El
cartero ha llamado al interfono y me ha hecho bajar porque traía un envío
certificado para mí. Si la memoria no me falla, no recuerdo estar esperando
ningún envío de nadie, pero mientras bajo las escaleras hago un rápido regreso
mental en el tiempo.
Miro el
remitente y ahora sí que me sorprendo. No por quién es, sino por no saber quién
carajo es. Se llama Maite. Conozco a una chica con ese nombre, pero no es ella,
los apellidos no coinciden. El paquete viene desde Alcorcón, y que me cuelguen
del pene si conozco a alguien en Alcorcón. Pero mi nombre y mi dirección vienen
inequívocamente escritos como destinatario; escritos a mano. Lleva precinto de
lo que parece una empresa de mudanzas y guardamuebles, cosa extraña porque
nunca me he mudado de casa desde que nací. Me gusta especialmente la dirección
de donde proviene el paquete: calle Alegría.
En estos
tiempos de ordenadores e internet, alegra recibir una carta escrita a mano.

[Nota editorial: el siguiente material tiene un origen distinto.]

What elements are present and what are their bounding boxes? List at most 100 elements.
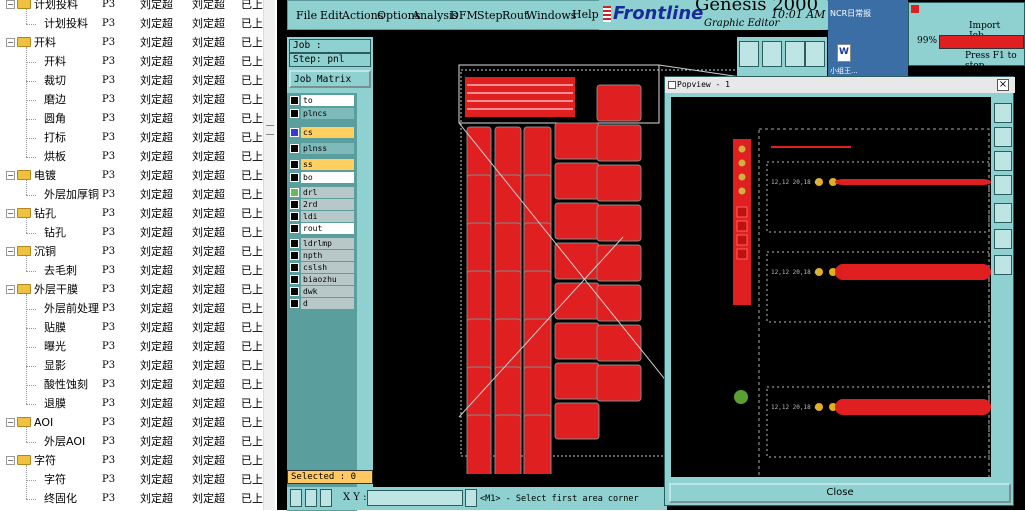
tool-button-1[interactable]: [739, 41, 759, 67]
status-tool-4[interactable]: [465, 489, 477, 507]
tree-row[interactable]: 烘板 P3 刘定超 刘定超 已上Ri: [0, 147, 263, 166]
menu-windows[interactable]: Windows: [526, 9, 576, 22]
layer-checkbox[interactable]: [290, 287, 299, 296]
tree-row[interactable]: 去毛刺 P3 刘定超 刘定超 已上Ri: [0, 261, 263, 280]
layer-row-rout[interactable]: rout: [289, 223, 355, 234]
tree-row[interactable]: 外层AOI P3 刘定超 刘定超 已上Ri: [0, 432, 263, 451]
collapse-toggle-icon[interactable]: −: [6, 208, 15, 218]
collapse-toggle-icon[interactable]: −: [6, 37, 15, 47]
layer-row-cslsh[interactable]: cslsh: [289, 262, 355, 273]
scroll-grip[interactable]: [266, 125, 274, 135]
layer-checkbox[interactable]: [290, 212, 299, 221]
import-hint: Press F1 to stop: [965, 51, 1017, 71]
tree-group-row[interactable]: − 沉铜 P3 刘定超 刘定超 已上Ri: [0, 242, 263, 261]
layer-row-plnss[interactable]: plnss: [289, 143, 355, 154]
pv-tool-1[interactable]: [994, 103, 1012, 123]
layer-row-dwk[interactable]: dwk: [289, 286, 355, 297]
tool-button-3[interactable]: [785, 41, 805, 67]
layer-checkbox[interactable]: [290, 160, 299, 169]
collapse-toggle-icon[interactable]: −: [6, 170, 15, 180]
tree-group-row[interactable]: − 字符 P3 刘定超 刘定超 已上Ri: [0, 451, 263, 470]
tree-label: 钻孔: [34, 207, 56, 220]
layer-row-ss[interactable]: ss: [289, 159, 355, 170]
tree-row[interactable]: 字符 P3 刘定超 刘定超 已上Ri: [0, 470, 263, 489]
menu-dfm[interactable]: DFM: [450, 9, 478, 22]
close-icon[interactable]: ×: [997, 79, 1009, 91]
tree-row[interactable]: 外层前处理P3 刘定超 刘定超 已上Ri: [0, 299, 263, 318]
layer-row-npth[interactable]: npth: [289, 250, 355, 261]
layer-checkbox[interactable]: [290, 109, 299, 118]
pv-tool-2[interactable]: [994, 127, 1012, 147]
layer-checkbox[interactable]: [290, 144, 299, 153]
tree-group-row[interactable]: − 计划投料 P3 刘定超 刘定超 已上Ri: [0, 0, 263, 14]
tree-row[interactable]: 圆角 P3 刘定超 刘定超 已上Ri: [0, 109, 263, 128]
status-tool-2[interactable]: [305, 489, 317, 507]
menu-file[interactable]: File: [296, 9, 317, 22]
layer-checkbox[interactable]: [290, 263, 299, 272]
tree-row[interactable]: 退膜 P3 刘定超 刘定超 已上Ri: [0, 394, 263, 413]
menu-edit[interactable]: Edit: [320, 9, 343, 22]
tree-row[interactable]: 显影 P3 刘定超 刘定超 已上Ri: [0, 356, 263, 375]
layer-row-drl[interactable]: drl: [289, 187, 355, 198]
layer-row-2rd[interactable]: 2rd: [289, 199, 355, 210]
collapse-toggle-icon[interactable]: −: [6, 246, 15, 256]
tree-row[interactable]: 开料 P3 刘定超 刘定超 已上Ri: [0, 52, 263, 71]
help-menu[interactable]: Help: [572, 8, 599, 21]
pv-tool-6[interactable]: [994, 229, 1012, 249]
pv-tool-7[interactable]: [994, 255, 1012, 275]
tree-row[interactable]: 酸性蚀刻 P3 刘定超 刘定超 已上Ri: [0, 375, 263, 394]
job-matrix-button[interactable]: Job Matrix ...: [289, 70, 371, 101]
status-tool-1[interactable]: [290, 489, 302, 507]
layer-checkbox[interactable]: [290, 200, 299, 209]
tree-row[interactable]: 曝光 P3 刘定超 刘定超 已上Ri: [0, 337, 263, 356]
tree-row[interactable]: 磨边 P3 刘定超 刘定超 已上Ri: [0, 90, 263, 109]
layer-checkbox[interactable]: [290, 239, 299, 248]
tree-group-row[interactable]: − 电镀 P3 刘定超 刘定超 已上Ri: [0, 166, 263, 185]
layer-row-to[interactable]: to: [289, 95, 355, 106]
layer-row-plncs[interactable]: plncs: [289, 108, 355, 119]
layer-checkbox[interactable]: [290, 188, 299, 197]
collapse-toggle-icon[interactable]: −: [6, 284, 15, 294]
layer-row-d[interactable]: d: [289, 298, 355, 309]
tree-row[interactable]: 终固化 P3 刘定超 刘定超 已上Ri: [0, 489, 263, 508]
layer-row-ldi[interactable]: ldi: [289, 211, 355, 222]
layer-checkbox[interactable]: [290, 251, 299, 260]
collapse-toggle-icon[interactable]: −: [6, 455, 15, 465]
layer-row-biaozhu[interactable]: biaozhu: [289, 274, 355, 285]
layer-checkbox[interactable]: [290, 173, 299, 182]
tree-row[interactable]: 外层加厚铜P3 刘定超 刘定超 已上Ri: [0, 185, 263, 204]
layer-row-ldrlmp[interactable]: ldrlmp: [289, 238, 355, 249]
pv-tool-3[interactable]: [994, 151, 1012, 171]
collapse-toggle-icon[interactable]: −: [6, 0, 15, 9]
tool-button-4[interactable]: [805, 41, 825, 67]
menu-step[interactable]: Step: [477, 9, 503, 22]
tree-row[interactable]: 裁切 P3 刘定超 刘定超 已上Ri: [0, 71, 263, 90]
tree-row[interactable]: 计划投料 P3 刘定超 刘定超 已上Ri: [0, 14, 263, 33]
layer-checkbox[interactable]: [290, 96, 299, 105]
pv-tool-5[interactable]: [994, 203, 1012, 223]
status-tool-3[interactable]: [320, 489, 332, 507]
popview-menu-icon[interactable]: [668, 81, 676, 89]
tree-group-row[interactable]: − 外层干膜 P3 刘定超 刘定超 已上Ri: [0, 280, 263, 299]
tree-group-row[interactable]: − AOI P3 刘定超 刘定超 已上Ri: [0, 413, 263, 432]
tree-group-row[interactable]: − 开料 P3 刘定超 刘定超 已上Ri: [0, 33, 263, 52]
layer-row-cs[interactable]: cs: [289, 127, 355, 138]
tree-scrollbar[interactable]: [263, 0, 275, 510]
layer-checkbox[interactable]: [290, 275, 299, 284]
pv-tool-4[interactable]: [994, 175, 1012, 195]
trace: [835, 179, 991, 185]
xy-field[interactable]: [367, 490, 463, 506]
tree-group-row[interactable]: − 钻孔 P3 刘定超 刘定超 已上Ri: [0, 204, 263, 223]
tool-button-2[interactable]: [762, 41, 782, 67]
layer-checkbox[interactable]: [290, 299, 299, 308]
layer-checkbox[interactable]: [290, 224, 299, 233]
close-button[interactable]: Close: [669, 483, 1011, 503]
menu-rout[interactable]: Rout: [502, 9, 528, 22]
tree-row[interactable]: 钻孔 P3 刘定超 刘定超 已上Ri: [0, 223, 263, 242]
tree-row[interactable]: 打标 P3 刘定超 刘定超 已上Ri: [0, 128, 263, 147]
collapse-toggle-icon[interactable]: −: [6, 417, 15, 427]
popview-canvas[interactable]: 12,12 20,18 e 12,12 20,18 e 12,12 20,18 e: [671, 97, 991, 490]
layer-row-bo[interactable]: bo: [289, 172, 355, 183]
layer-checkbox[interactable]: [290, 128, 299, 137]
tree-row[interactable]: 贴膜 P3 刘定超 刘定超 已上Ri: [0, 318, 263, 337]
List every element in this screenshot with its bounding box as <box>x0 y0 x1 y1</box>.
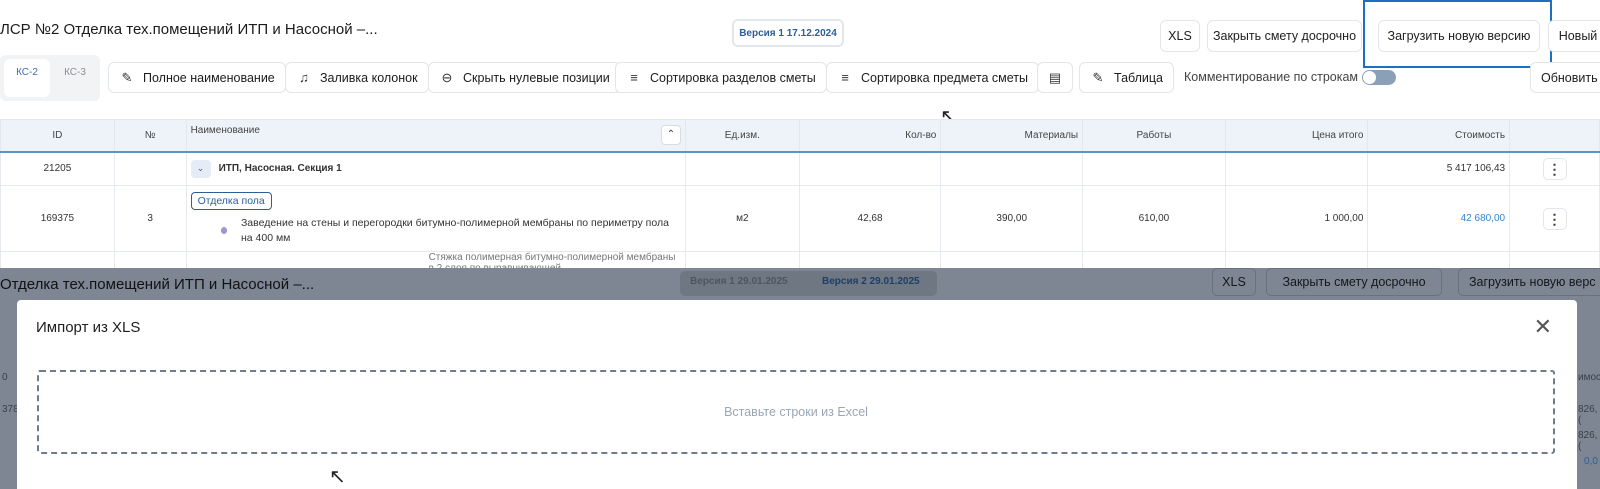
col-total-price[interactable]: Цена итого <box>1224 119 1369 153</box>
background-title: Отделка тех.помещений ИТП и Насосной –..… <box>0 276 315 293</box>
category-tag[interactable]: Отделка пола <box>190 191 272 210</box>
col-materials[interactable]: Материалы <box>940 119 1084 153</box>
row-total-price: 1 000,00 <box>1224 185 1369 252</box>
row-materials[interactable]: 390,00 <box>940 185 1084 252</box>
estimate-view: ЛСР №2 Отделка тех.помещений ИТП и Насос… <box>0 0 1600 268</box>
document-edit-icon: ✎ <box>121 69 133 85</box>
modal-overlay: Отделка тех.помещений ИТП и Насосной –..… <box>0 268 1600 489</box>
fill-columns-label: Заливка колонок <box>320 70 418 85</box>
estimate-table: ID № Наименование ⌃ Ед.изм. Кол-во Матери… <box>0 119 1600 268</box>
status-dot-icon <box>220 227 227 234</box>
table-row[interactable]: 169375 3 Отделка пола Заведение на стены … <box>0 185 1600 252</box>
sort-subject-label: Сортировка предмета сметы <box>861 70 1028 85</box>
table-row[interactable]: Стяжка полимерная битумно-полимерной мем… <box>0 251 1600 268</box>
paste-placeholder: Вставьте строки из Excel <box>724 405 868 419</box>
xls-button[interactable]: XLS <box>1160 20 1200 52</box>
background-cell: 0,0 <box>1584 456 1598 467</box>
background-cell: имос <box>1578 372 1600 383</box>
document-button[interactable]: ▤ <box>1037 62 1073 93</box>
col-unit[interactable]: Ед.изм. <box>684 119 800 153</box>
tab-ks3[interactable]: КС-3 <box>52 59 98 97</box>
section-id: 21205 <box>0 151 115 186</box>
modal-title: Импорт из XLS <box>36 319 141 336</box>
row-unit: м2 <box>684 185 800 252</box>
fill-columns-button[interactable]: ♫ Заливка колонок <box>285 62 429 93</box>
paste-area[interactable]: Вставьте строки из Excel <box>37 370 1555 454</box>
row-cost[interactable]: 42 680,00 <box>1367 185 1511 252</box>
row-qty[interactable]: 42,68 <box>798 185 942 252</box>
col-name-label: Наименование <box>190 125 260 137</box>
close-icon[interactable]: ✕ <box>1534 314 1552 340</box>
section-name: ИТП, Насосная. Секция 1 <box>218 162 342 174</box>
row-name-cell: Отделка пола Заведение на стены и перегор… <box>185 185 686 252</box>
background-close-button: Закрыть смету досрочно <box>1266 268 1442 296</box>
minus-circle-icon: ⊖ <box>441 69 453 85</box>
background-cell: 0 <box>2 372 8 383</box>
row-num: 3 <box>113 185 187 252</box>
more-menu-icon[interactable]: ⋮ <box>1542 157 1567 180</box>
section-row[interactable]: 21205 ⌄ ИТП, Насосная. Секция 1 5 417 106… <box>0 151 1600 186</box>
version-badge[interactable]: Версия 1 17.12.2024 <box>732 19 844 47</box>
hide-zero-label: Скрыть нулевые позиции <box>463 70 610 85</box>
full-name-button[interactable]: ✎ Полное наименование <box>108 62 286 93</box>
row-id: 169375 <box>0 185 115 252</box>
background-cell: 826,( <box>1578 430 1598 452</box>
row-works[interactable]: 610,00 <box>1082 185 1226 252</box>
import-xls-modal: Импорт из XLS ✕ Вставьте строки из Excel… <box>17 300 1577 489</box>
section-name-cell: ⌄ ИТП, Насосная. Секция 1 <box>185 151 686 186</box>
sort-subject-button[interactable]: ≡ Сортировка предмета сметы <box>826 62 1039 93</box>
sort-sections-label: Сортировка разделов сметы <box>650 70 816 85</box>
menu-icon: ≡ <box>841 70 849 85</box>
col-cost[interactable]: Стоимость <box>1367 119 1511 153</box>
table-label: Таблица <box>1114 70 1164 85</box>
col-actions <box>1509 119 1600 153</box>
sort-sections-button[interactable]: ≡ Сортировка разделов сметы <box>615 62 827 93</box>
background-xls-button: XLS <box>1212 268 1256 296</box>
col-works[interactable]: Работы <box>1082 119 1226 153</box>
mouse-cursor: ↖ <box>329 466 346 488</box>
document-icon: ▤ <box>1048 69 1062 85</box>
hide-zero-button[interactable]: ⊖ Скрыть нулевые позиции <box>428 62 621 93</box>
background-upload-button: Загрузить новую верс <box>1458 268 1600 296</box>
row-description: Стяжка полимерная битумно-полимерной мем… <box>185 251 686 268</box>
col-num[interactable]: № <box>113 119 187 153</box>
col-id[interactable]: ID <box>0 119 115 153</box>
chevron-down-icon[interactable]: ⌄ <box>190 159 211 178</box>
comment-rows-toggle[interactable] <box>1362 70 1396 85</box>
more-menu-icon[interactable]: ⋮ <box>1542 207 1567 230</box>
background-version-1: Версия 1 29.01.2025 <box>690 276 788 287</box>
table-button[interactable]: ✎ Таблица <box>1079 62 1175 93</box>
row-description: Заведение на стены и перегородки битумно… <box>240 216 669 244</box>
ks-tabs: КС-2 КС-3 <box>0 55 100 101</box>
refresh-button[interactable]: Обновить <box>1530 62 1600 93</box>
background-cell: 826,( <box>1578 404 1598 426</box>
col-qty[interactable]: Кол-во <box>798 119 942 153</box>
comment-rows-label: Комментирование по строкам <box>1184 70 1359 84</box>
col-name[interactable]: Наименование ⌃ <box>185 119 686 153</box>
bell-icon: ♫ <box>299 70 309 85</box>
menu-icon: ≡ <box>630 70 638 85</box>
edit-icon: ✎ <box>1092 69 1104 85</box>
full-name-label: Полное наименование <box>143 70 275 85</box>
collapse-all-icon[interactable]: ⌃ <box>660 125 681 146</box>
highlight-box <box>1363 0 1552 68</box>
new-button[interactable]: Новый <box>1548 20 1600 52</box>
table-header: ID № Наименование ⌃ Ед.изм. Кол-во Матери… <box>0 119 1600 153</box>
tab-ks2[interactable]: КС-2 <box>4 59 50 97</box>
section-cost: 5 417 106,43 <box>1367 151 1511 186</box>
background-versions: Версия 1 29.01.2025 Версия 2 29.01.2025 <box>680 271 937 296</box>
background-version-2: Версия 2 29.01.2025 <box>822 276 920 287</box>
close-estimate-early-button[interactable]: Закрыть смету досрочно <box>1207 20 1362 52</box>
page-title: ЛСР №2 Отделка тех.помещений ИТП и Насос… <box>0 21 378 38</box>
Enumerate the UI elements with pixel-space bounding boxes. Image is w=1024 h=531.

Cuando es un paquete alegra no saber qué lleva dentro, la tremenda suerte que
tiene uno entre sus manos al sostener algo desconocido, pero que será revelado
en breve con sólo romper el envoltorio. Disfruto alargando este instante. Si
pudiéramos saberlo todo así. Tener trozos de conocimiento aún no revelado
convenientemente encerrados en cajas, o en paquetes convenientemente envueltos,
y poder abrirlos sabiendo que no sabes qué hay dentro, pero que pronto lo
sabrás.
No sé si
abrir el paquete. Puede contener tantas cosas. Sin embargo, en cuanto lo abra,
ya sólo contendrá una, sólo una, y no habrá marcha atrás. Sólo espero que no
sea un gato muerto… Pero tengo que abrirlo. Demonios, me muero por saber quién
es Maite, qué tengo yo que ver con Alcorcón o Maite conmigo, y qué es esto que
ha venido hasta mí desde una calle llamada Alegría.